Per the published model card, Talkie-1930-13B Base is the pretrained sibling of the Talkie-1930 instruction-tuned release: an Apache 2.0 13B model trained on 260B tokens of pre-1931 English text drawn entirely from public-domain sources. Training-data transparency is unusually clean for AI Act Article 53 purposes; the limits are vendor jurisdiction (a US-affiliated research collaboration with no published EU DPA) and the deliberate vintage corpus, which makes the model unsuitable for any task requiring post-1931 factual knowledge.
Sovereignty
Licence: Apache 2.0Commercial: UnrestrictedTraining data: DocumentedOrigin: US (research)
Licence facts
Parameters
13B (dense)
Training corpus
260B tokens of pre-1931 English-language text from public-domain sources (books, newspapers, scientific journals, patents, court records)
Knowledge cutoff
31 December 1930 (chosen so the corpus is fully in the US public domain)
Variant
Base (pretrained); see talkie-1930-13b-it for the instruction-tuned sibling
Vintage corpus by design: the model has no knowledge of post-1930 events, language, science or culture — useful for historical-reasoning research, unsuitable for general-purpose deployment.

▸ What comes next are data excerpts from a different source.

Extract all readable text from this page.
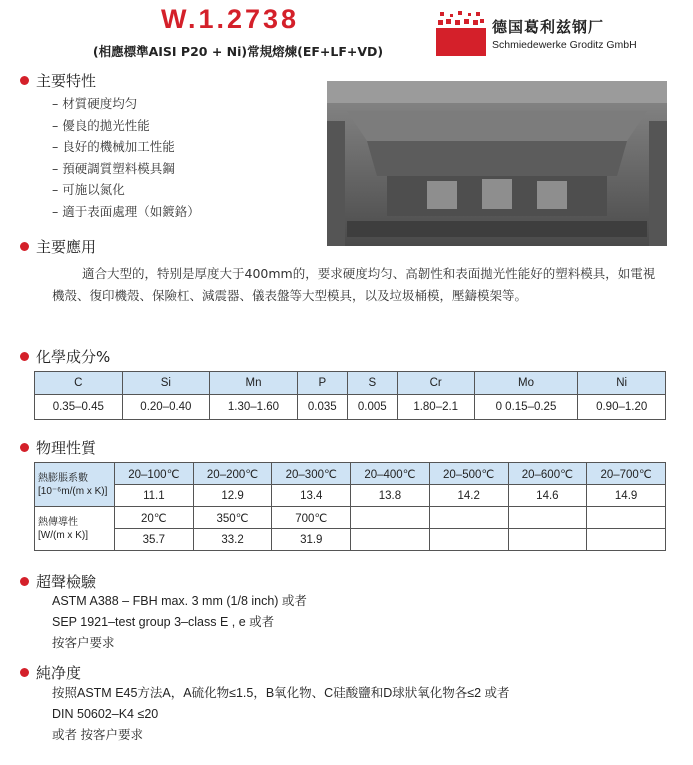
W.1.2738
(相應標準AISI P20 + Ni)常規熔煉(EF+LF+VD)
德国葛利兹钢厂
Schmiedewerke Groditz GmbH
主要特性
– 材質硬度均匀
– 優良的拋光性能
– 良好的機械加工性能
– 預硬調質塑料模具鋼
– 可施以氮化
– 適于表面處理（如鍍鉻）
主要應用
適合大型的，特别是厚度大于400mm的，要求硬度均匀、高韌性和表面拋光性能好的塑料模具，如電視機殼、復印機殼、保險杠、減震器、儀表盤等大型模具，以及垃圾桶模，壓鑄模架等。
化學成分%
C	Si	Mn	P	S	Cr	Mo	Ni
0.35–0.45	0.20–0.40	1.30–1.60	0.035	0.005	1.80–2.1	0 0.15–0.25	0.90–1.20
物理性質
熱膨脹系數
[10⁻⁶m/(m x K)]	20–100℃	20–200℃	20–300℃	20–400℃	20–500℃	20–600℃	20–700℃
	11.1	12.9	13.4	13.8	14.2	14.6	14.9

熱傳導性
[W/(m x K)]	20℃	350℃	700℃				
	35.7	33.2	31.9				
超聲檢驗
ASTM A388 – FBH max. 3 mm (1/8 inch) 或者
SEP 1921–test group 3–class E , e 或者
按客户要求
純净度
按照ASTM E45方法A，A硫化物≤1.5，B氧化物、C硅酸鹽和D球狀氧化物各≤2 或者
DIN 50602–K4 ≤20
或者 按客户要求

Authoring is a US-affiliated research collaboration with no published EU data-processing addendum — relevant to any hosted-inference path. Self-hosting the Apache 2.0 weights neutralises the data-transfer concern.
As a base (non-instruct) checkpoint the model is not aligned for chat — downstream operators must run their own instruction-tuning or use the talkie-1930-13b-it sibling for assistant-style use cases.